[edit]
Model-based Algorithmic Auditing of Social Media AI Algorithms
Proceedings of Fourth European Workshop on Algorithmic Fairness, PMLR 294:439-445, 2025.
Abstract
This position paper introduces a novel paradigm for oversight of social media AI algorithms, called the model-based algorithmic auditing. In general, the algorithmic auditing is a process of automated dynamic black-box assessment of real-world software system behavior. In a so-called sockpuppeting audit, impostor bots stimulate the platform with a simulated user behavior and observe the responses of the audited system (e.g., a recommender system). Algorithmic auditing is able to disclose interesting traits of AI systems (e.g., biases), which may be otherwise opaque. However, technical and methodological difficulties make audits costly, hard to reproduce, and hard to transfer cross-platform and cross-domain.
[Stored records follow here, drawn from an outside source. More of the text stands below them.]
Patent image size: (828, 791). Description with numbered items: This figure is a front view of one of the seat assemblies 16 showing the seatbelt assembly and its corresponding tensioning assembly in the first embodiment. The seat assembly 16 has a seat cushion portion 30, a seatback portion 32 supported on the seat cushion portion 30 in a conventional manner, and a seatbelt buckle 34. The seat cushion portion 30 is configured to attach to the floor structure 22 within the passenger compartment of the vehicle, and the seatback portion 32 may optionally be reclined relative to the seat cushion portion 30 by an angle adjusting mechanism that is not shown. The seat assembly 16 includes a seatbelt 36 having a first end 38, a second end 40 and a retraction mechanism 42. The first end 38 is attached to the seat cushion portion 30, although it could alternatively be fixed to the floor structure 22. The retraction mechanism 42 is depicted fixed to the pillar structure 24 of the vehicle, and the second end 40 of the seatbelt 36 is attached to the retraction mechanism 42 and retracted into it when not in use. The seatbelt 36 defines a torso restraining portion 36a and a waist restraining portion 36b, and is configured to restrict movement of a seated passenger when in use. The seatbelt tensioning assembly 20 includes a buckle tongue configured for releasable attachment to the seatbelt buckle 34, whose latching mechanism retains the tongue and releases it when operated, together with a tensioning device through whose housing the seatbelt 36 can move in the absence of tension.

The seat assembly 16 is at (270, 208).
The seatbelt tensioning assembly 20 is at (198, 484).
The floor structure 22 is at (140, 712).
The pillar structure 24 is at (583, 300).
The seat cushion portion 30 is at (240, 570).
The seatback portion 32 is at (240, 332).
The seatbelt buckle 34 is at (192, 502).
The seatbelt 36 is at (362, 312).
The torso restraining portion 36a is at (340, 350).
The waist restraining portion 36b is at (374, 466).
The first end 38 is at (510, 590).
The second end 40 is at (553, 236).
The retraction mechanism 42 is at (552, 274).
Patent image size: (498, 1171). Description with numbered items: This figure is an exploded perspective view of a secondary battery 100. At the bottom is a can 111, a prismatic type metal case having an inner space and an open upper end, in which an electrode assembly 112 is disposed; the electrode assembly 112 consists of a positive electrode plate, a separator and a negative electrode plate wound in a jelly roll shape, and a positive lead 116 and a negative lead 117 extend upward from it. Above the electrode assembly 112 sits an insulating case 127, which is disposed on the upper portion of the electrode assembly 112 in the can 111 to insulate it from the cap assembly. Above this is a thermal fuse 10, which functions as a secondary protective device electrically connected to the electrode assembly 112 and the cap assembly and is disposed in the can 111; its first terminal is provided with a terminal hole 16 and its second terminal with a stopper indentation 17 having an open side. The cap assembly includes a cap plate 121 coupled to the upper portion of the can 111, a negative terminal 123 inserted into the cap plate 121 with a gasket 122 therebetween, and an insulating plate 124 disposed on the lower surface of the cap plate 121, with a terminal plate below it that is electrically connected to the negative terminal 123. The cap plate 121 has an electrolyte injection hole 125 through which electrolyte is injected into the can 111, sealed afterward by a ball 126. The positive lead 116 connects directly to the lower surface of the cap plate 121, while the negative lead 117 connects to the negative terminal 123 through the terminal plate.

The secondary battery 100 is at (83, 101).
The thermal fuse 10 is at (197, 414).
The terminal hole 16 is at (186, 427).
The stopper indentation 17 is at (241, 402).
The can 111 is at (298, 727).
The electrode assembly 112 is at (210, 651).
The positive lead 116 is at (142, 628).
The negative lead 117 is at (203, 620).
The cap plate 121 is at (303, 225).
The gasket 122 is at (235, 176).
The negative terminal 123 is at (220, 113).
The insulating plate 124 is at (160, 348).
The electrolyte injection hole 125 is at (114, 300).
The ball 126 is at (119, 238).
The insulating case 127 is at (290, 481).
To overcome this, the model-based algorithmic auditing introduces a platform-agnostic social media model which provides a simplified and aggregated representation of users, content, and interactions between them. The model supports or even automates challenging steps of the audit, like assisting human experts in creation of abstract audit scenarios, or predicting next user interactions. The reduction of manual effort makes the auditing more representative, cross-platform, and longitudinal, ultimately enabling more efficient oversight of social media algorithms by regulators, auditors and other stakeholders.